Outside, Before The Lion King

The Lion King
Keller Auditorium — Portland, Oregon
August 13, 2016 | 2:00 PM Matinee

The banners were already in place along the glass—bright, unmistakable against the concrete and midday light. Before stepping inside, the performance had already begun in fragments: color, scale, movement caught in passing. The building held it quietly, as if the show extended briefly into the street.

Keller Auditorium does not announce itself so much as it frames what arrives. The columns create distance. The grid of windows reflects trees, sky, and the stillness of early afternoon, softening what sits just beneath. Then the yellow—sudden, uninterrupted—cutting across the base of the structure.

Walking along the façade, the images don’t resolve all at once. They appear in sequence. A figure mid-step. A mask turned slightly.
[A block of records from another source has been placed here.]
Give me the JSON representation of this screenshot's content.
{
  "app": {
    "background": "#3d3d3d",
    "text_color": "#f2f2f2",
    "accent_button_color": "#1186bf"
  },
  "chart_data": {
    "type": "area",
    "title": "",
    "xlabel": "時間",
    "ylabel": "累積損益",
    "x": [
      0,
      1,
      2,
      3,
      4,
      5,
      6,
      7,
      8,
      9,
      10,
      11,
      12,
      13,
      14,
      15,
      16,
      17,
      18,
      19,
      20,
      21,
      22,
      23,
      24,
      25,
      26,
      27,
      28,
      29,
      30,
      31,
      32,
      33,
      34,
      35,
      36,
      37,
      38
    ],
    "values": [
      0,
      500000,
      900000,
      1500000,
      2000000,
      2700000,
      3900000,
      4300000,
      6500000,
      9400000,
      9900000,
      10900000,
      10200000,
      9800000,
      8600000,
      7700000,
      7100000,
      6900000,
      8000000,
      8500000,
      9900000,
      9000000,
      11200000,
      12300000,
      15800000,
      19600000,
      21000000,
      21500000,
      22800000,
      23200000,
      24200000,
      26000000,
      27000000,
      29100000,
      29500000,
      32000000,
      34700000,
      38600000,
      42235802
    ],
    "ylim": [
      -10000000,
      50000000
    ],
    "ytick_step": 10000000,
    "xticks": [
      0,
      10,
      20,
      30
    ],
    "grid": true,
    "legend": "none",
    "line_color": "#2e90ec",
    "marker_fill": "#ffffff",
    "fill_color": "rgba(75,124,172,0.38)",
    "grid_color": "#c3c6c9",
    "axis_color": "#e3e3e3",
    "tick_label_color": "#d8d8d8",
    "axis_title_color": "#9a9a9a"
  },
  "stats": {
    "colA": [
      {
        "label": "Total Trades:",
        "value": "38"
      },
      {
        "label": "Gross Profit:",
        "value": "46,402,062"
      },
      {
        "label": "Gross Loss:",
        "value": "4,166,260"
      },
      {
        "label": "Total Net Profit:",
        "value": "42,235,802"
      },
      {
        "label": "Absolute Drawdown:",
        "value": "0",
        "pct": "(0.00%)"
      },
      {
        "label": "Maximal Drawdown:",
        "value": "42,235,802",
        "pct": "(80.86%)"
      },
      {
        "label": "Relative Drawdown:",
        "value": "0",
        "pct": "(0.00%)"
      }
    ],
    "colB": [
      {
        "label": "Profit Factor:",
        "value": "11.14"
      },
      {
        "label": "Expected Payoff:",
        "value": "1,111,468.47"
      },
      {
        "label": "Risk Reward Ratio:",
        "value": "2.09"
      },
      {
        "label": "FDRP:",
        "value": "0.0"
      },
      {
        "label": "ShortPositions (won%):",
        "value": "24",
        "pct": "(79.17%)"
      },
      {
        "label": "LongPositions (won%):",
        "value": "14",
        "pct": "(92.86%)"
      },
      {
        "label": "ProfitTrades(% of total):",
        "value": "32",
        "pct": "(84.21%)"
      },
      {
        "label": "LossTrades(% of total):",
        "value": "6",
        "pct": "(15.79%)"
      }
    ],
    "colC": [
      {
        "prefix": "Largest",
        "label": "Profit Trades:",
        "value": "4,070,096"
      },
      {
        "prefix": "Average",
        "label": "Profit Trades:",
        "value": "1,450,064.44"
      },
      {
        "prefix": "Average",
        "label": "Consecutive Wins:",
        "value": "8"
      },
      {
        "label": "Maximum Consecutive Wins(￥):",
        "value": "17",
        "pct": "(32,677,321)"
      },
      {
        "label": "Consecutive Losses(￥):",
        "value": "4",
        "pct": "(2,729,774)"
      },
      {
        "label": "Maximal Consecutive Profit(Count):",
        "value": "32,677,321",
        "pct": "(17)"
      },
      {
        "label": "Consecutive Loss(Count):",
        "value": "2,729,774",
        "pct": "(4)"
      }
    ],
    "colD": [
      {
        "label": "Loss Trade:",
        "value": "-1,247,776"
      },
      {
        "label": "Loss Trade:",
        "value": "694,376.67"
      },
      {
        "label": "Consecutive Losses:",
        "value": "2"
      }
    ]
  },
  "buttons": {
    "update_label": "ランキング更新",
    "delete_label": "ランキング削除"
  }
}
Patterns and textures that feel in motion even while fixed behind glass. The composition depends on movement—not the performers, but the viewer passing by. You don’t stop immediately. You register, then return.

Closer, the typography takes over. “Now on stage.” “The Lion King.” The words are direct, almost flat compared to the images beside them. But that contrast holds. It grounds the spectacle just enough to keep it from feeling distant or untouchable. This is not an idea of a performance—it is happening, here, now, in the middle of the day.
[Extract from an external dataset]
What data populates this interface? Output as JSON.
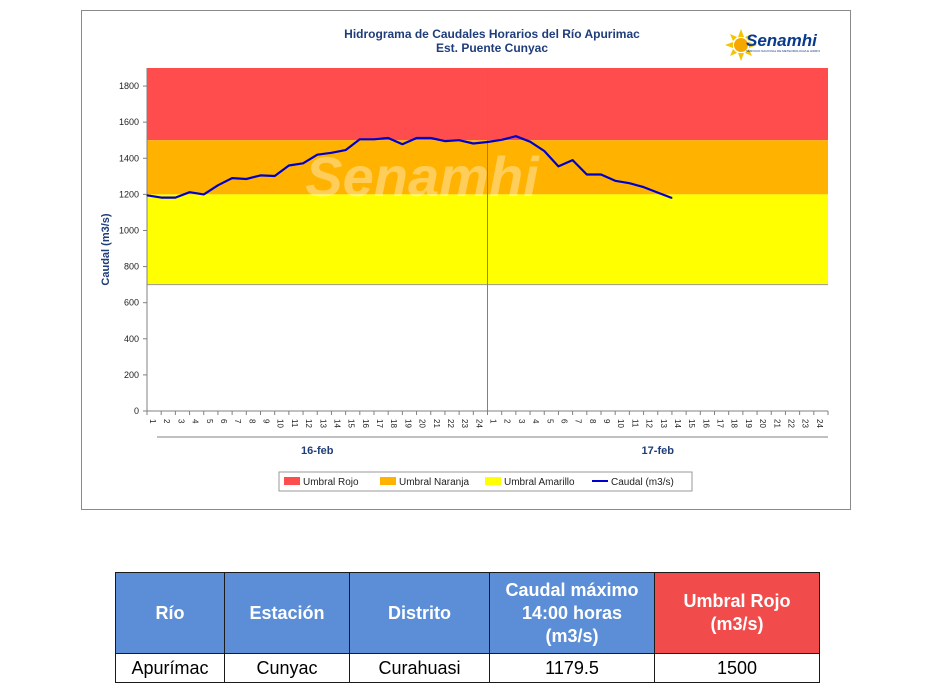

Nothing about the exterior feels theatrical in the traditional sense. No marquee lights. No attempt to overwhelm. The scale is large, but the presentation is controlled. Even the color—so bold at a distance—settles into something measured when you stand in front of it. The glass reflects you back into it, briefly. You become part of the composition, whether you intend to or not.
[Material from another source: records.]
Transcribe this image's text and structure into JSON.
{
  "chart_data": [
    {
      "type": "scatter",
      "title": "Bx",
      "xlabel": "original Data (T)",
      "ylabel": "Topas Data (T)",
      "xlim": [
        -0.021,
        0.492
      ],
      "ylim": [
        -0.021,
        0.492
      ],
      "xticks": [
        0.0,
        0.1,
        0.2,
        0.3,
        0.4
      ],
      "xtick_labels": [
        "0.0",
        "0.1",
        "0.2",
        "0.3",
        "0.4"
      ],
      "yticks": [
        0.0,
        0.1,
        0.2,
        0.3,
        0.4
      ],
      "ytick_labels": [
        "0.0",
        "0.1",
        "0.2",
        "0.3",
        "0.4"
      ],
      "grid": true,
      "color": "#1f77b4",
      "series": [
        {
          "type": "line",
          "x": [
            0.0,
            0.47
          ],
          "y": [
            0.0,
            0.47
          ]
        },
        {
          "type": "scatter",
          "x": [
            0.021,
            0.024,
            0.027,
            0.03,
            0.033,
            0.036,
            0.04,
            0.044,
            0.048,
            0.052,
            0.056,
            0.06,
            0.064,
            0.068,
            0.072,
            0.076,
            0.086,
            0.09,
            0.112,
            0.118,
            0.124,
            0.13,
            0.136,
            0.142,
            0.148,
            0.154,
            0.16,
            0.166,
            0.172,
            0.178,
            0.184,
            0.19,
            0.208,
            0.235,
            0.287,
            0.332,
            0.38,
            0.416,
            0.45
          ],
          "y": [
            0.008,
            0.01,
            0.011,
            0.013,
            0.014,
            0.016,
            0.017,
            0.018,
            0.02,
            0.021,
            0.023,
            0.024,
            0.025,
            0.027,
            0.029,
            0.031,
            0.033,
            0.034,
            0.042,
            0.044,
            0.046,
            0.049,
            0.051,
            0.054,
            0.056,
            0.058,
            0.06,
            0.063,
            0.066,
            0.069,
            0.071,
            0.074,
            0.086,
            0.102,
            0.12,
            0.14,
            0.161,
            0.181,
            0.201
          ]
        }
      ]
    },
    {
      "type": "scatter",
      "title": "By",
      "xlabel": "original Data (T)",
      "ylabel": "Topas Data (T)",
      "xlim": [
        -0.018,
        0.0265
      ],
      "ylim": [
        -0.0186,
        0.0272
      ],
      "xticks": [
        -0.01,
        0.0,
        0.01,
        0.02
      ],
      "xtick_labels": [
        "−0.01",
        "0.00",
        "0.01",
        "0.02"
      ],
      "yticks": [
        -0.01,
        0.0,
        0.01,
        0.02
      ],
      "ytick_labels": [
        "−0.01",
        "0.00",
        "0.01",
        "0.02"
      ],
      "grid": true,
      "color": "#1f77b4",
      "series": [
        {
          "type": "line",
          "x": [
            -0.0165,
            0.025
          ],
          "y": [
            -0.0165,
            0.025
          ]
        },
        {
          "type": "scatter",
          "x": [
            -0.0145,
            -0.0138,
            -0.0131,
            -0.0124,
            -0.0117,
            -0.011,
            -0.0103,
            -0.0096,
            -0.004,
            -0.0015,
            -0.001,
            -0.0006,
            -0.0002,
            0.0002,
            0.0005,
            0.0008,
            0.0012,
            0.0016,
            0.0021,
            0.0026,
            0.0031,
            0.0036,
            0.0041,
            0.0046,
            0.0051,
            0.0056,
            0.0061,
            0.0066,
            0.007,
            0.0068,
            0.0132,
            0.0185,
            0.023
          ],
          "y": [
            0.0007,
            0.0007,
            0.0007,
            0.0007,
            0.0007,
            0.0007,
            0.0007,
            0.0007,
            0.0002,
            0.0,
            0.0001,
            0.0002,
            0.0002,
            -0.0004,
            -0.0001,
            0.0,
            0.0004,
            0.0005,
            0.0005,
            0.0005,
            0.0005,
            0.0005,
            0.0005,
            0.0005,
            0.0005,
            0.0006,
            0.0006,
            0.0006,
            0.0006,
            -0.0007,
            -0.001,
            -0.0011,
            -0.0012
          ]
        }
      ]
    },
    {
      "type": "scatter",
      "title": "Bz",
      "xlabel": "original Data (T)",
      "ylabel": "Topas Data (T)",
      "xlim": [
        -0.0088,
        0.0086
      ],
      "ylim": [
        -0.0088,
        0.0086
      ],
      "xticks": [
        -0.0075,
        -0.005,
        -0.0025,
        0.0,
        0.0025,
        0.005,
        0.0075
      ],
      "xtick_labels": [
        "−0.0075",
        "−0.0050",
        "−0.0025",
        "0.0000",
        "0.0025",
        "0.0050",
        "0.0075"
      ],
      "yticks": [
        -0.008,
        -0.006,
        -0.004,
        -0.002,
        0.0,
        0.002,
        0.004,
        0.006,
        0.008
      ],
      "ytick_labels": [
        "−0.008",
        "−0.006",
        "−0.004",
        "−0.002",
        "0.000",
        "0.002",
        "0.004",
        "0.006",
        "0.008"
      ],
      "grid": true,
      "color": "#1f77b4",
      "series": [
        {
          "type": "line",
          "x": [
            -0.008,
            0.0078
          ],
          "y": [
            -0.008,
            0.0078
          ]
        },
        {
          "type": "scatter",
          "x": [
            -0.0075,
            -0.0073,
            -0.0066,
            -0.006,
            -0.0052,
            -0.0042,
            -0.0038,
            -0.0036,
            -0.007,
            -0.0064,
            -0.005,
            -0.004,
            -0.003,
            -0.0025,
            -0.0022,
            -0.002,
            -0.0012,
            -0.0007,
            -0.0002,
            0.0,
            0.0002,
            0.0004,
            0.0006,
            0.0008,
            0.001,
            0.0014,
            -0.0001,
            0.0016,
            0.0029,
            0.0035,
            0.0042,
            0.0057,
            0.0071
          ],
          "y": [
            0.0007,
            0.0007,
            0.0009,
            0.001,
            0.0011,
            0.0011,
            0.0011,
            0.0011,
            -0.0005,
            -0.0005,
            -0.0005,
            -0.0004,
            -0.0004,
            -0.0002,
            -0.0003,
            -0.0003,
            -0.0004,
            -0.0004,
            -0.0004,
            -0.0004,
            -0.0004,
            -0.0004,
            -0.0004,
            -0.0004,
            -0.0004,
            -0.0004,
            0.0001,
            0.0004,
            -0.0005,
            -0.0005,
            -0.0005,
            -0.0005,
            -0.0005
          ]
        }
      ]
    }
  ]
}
By the time you reach the doors, the images have already done their work. Not by explaining the performance, but by establishing its presence. The transition from street to interior feels less like an entrance and more like a continuation—one surface giving way to another, the same visual language carrying through.

Inside, the performance carries multiple languages—Swahili, Zulu, Xhosa, Sotho, Tswana, and Lingala from the Congo region—moving between them without announcement, as if the sound belongs to the space as much as the stage.

Inside, the stage will take over. But for a moment, outside on the sidewalk in the early afternoon, it holds—quietly, completely—against concrete, glass, and summer light.